One of the main problems with scripting systems such as AppleScript is that they require at least some co-operation from the application itself. In the case of AppleScript, the application must implement and publish a scripting dictionary, while tools such as Visual Basic can only do so much and they have great difficulty with predominantly graphical user interfaces. The open-source Sikuli aims to solve that problem, focusing very much on enabling you to script even a totally graphical UI.
To demonstrate just how neat it is, take a look at the screenshot below, which shows a script I created to start playing iTunes:
(Click image to enlarge)
You’ll notice it isn’t a typical scripting language, because there are actually graphical elements right in there among the scripting commands. That’s where Sikuli differs from other scripting languages I’ve seen: you define the actions it should perform by screen-grabbing the interface elements you want it to manipulate. On a Mac, this grabbing function is mapped to Command-Shift-2, and when you press that key combination the screen will darken so that you can select a region, at which point the region is pasted into the IDE (integrated development environment).
Let’s step through this script line by line:
1. The first thing I need to do is move to the Space where I have iTunes running. OS X employs the concept of “Spaces”, or virtual screens, and I have iTunes running on my 10th Space, which I can get to by hitting Ctrl-0, so I tell Sikuli to type that. Then I switch to iTunes to make it the foremost application.
2. Now I want to make sure the volume is all the way up. Although Sikuli can be made to drag elements such as the volume slider, I had problems making it work in all cases – the slider seems just too small for it to recognise reliably. So I used the alternative method, which is to increase the volume using Command-Up Arrow, and I need to do this several times to make sure the volume is at its maximum, so I just loop around and do it 30 times. (If you’re a Python programmer, you might recognise that WHILE loop construct: it turns out that Sikuli Script, the scripting language Sikuli uses, is based on Jython, a Java implementation of Python, so all the regular constructs such as loops are available.)
3. Once I’ve turned up the volume, I need to make sure that the iTunes DJ playlist is selected. Again, though, my initial attempts weren’t terribly successful. My first version of the script just had Sikuli click directly on the iTunes DJ icon, but if that icon was already selected it would be highlighted, and the graphics recognition engine couldn’t match it because I’d asked it to click on the unhighlighted version. There may well be an elegant workaround for this that I haven’t discovered – it’s still relatively early days for me with Sikuli – but I opted for a brute-force and ignorance approach (always my favourite) by having Sikuli first click on a playlist I knew couldn’t possibly be selected, namely Ringtones, and only then to click on iTunes DJ.
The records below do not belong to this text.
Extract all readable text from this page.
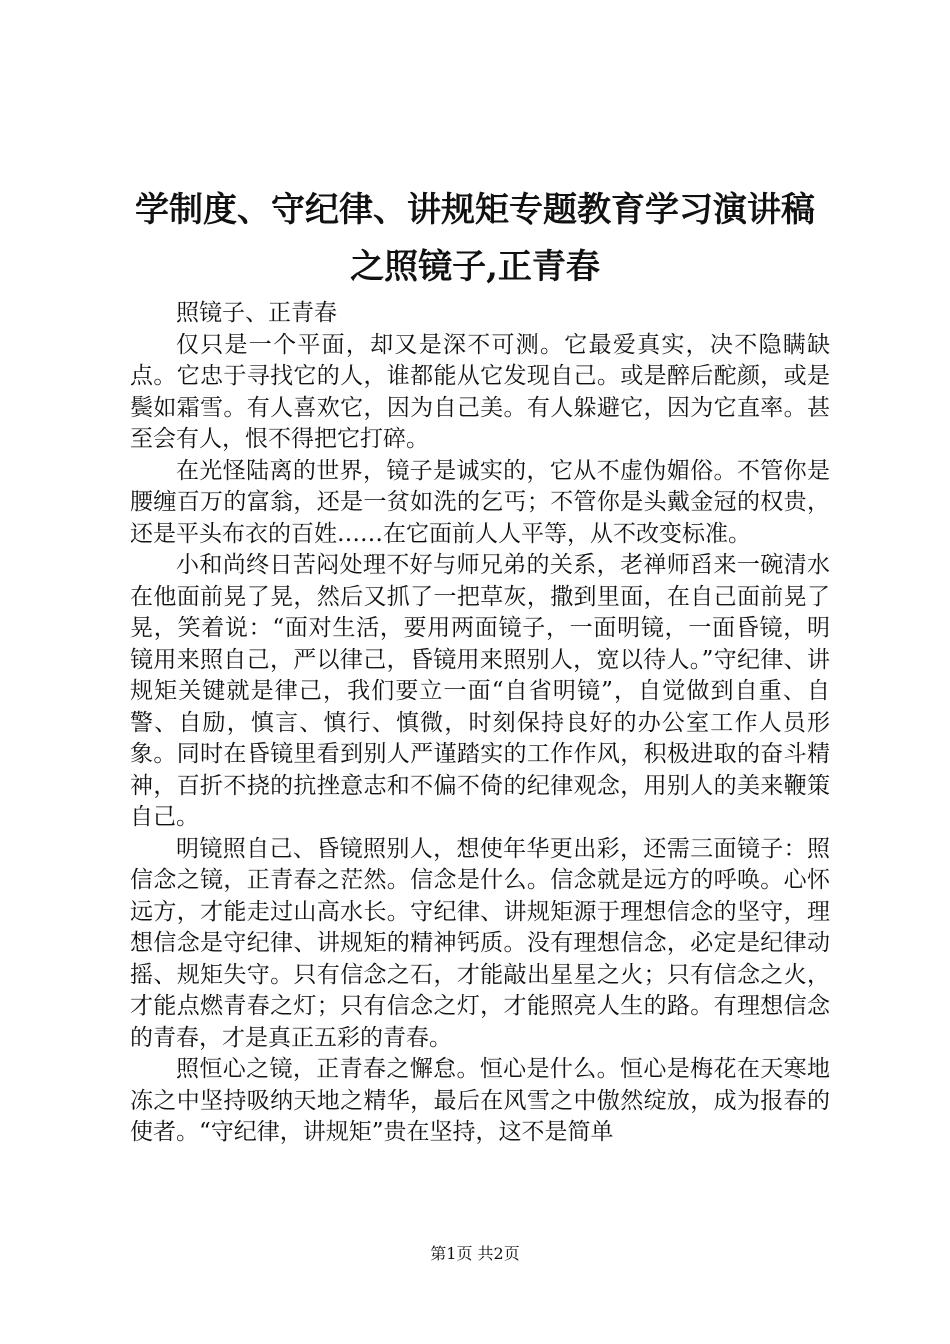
学制度、守纪律、讲规矩专题教育学习演讲稿
之照镜子,正青春

照镜子、正青春

仅只是一个平面，却又是深不可测。它最爱真实，决不隐瞒缺点。它忠于寻找它的人，谁都能从它发现自己。或是醉后酡颜，或是鬓如霜雪。有人喜欢它，因为自己美。有人躲避它，因为它直率。甚至会有人，恨不得把它打碎。

在光怪陆离的世界，镜子是诚实的，它从不虚伪媚俗。不管你是腰缠百万的富翁，还是一贫如洗的乞丐；不管你是头戴金冠的权贵，还是平头布衣的百姓……在它面前人人平等，从不改变标准。

小和尚终日苦闷处理不好与师兄弟的关系，老禅师舀来一碗清水在他面前晃了晃，然后又抓了一把草灰，撒到里面，在自己面前晃了晃，笑着说：“面对生活，要用两面镜子，一面明镜，一面昏镜，明镜用来照自己，严以律己，昏镜用来照别人，宽以待人。”守纪律、讲规矩关键就是律己，我们要立一面“自省明镜”，自觉做到自重、自警、自励，慎言、慎行、慎微，时刻保持良好的办公室工作人员形象。同时在昏镜里看到别人严谨踏实的工作作风，积极进取的奋斗精神，百折不挠的抗挫意志和不偏不倚的纪律观念，用别人的美来鞭策自己。

明镜照自己、昏镜照别人，想使年华更出彩，还需三面镜子：照信念之镜，正青春之茫然。信念是什么。信念就是远方的呼唤。心怀远方，才能走过山高水长。守纪律、讲规矩源于理想信念的坚守，理想信念是守纪律、讲规矩的精神钙质。没有理想信念，必定是纪律动摇、规矩失守。只有信念之石，才能敲出星星之火；只有信念之火，才能点燃青春之灯；只有信念之灯，才能照亮人生的路。有理想信念的青春，才是真正五彩的青春。

照恒心之镜，正青春之懈怠。恒心是什么。恒心是梅花在天寒地冻之中坚持吸纳天地之精华，最后在风雪之中傲然绽放，成为报春的使者。“守纪律，讲规矩”贵在坚持，这不是简单

第1页 共2页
4. Finally, I have the script click on the Play button, and the music starts. I saved the script to my desktop as an executable, and now any time I want to start iTunes I just need to double-click on it.
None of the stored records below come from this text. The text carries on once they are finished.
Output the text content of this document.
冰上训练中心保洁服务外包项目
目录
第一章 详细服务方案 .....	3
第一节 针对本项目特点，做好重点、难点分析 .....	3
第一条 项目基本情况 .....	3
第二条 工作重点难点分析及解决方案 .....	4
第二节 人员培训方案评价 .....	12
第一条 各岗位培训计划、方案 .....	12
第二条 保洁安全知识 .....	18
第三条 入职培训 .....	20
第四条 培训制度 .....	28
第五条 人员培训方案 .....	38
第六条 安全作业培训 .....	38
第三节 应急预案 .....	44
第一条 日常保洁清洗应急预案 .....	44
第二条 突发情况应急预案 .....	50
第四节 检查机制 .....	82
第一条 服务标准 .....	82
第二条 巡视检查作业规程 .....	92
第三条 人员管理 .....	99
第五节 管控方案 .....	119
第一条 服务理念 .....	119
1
Sikuli is a clever piece of software. At the heart of it is a graphics recognition engine that finds the pictorial element you’re looking for whenever the script runs. You can fine-tune it by adjusting the “sensitivity” of the matching – if you double-click on an image in the IDE, a window will appear that shows you the current screen plus all the regions that your captured image would match, and by moving the sensitivity slider you can adjust it until only the area you’re interested in is selected.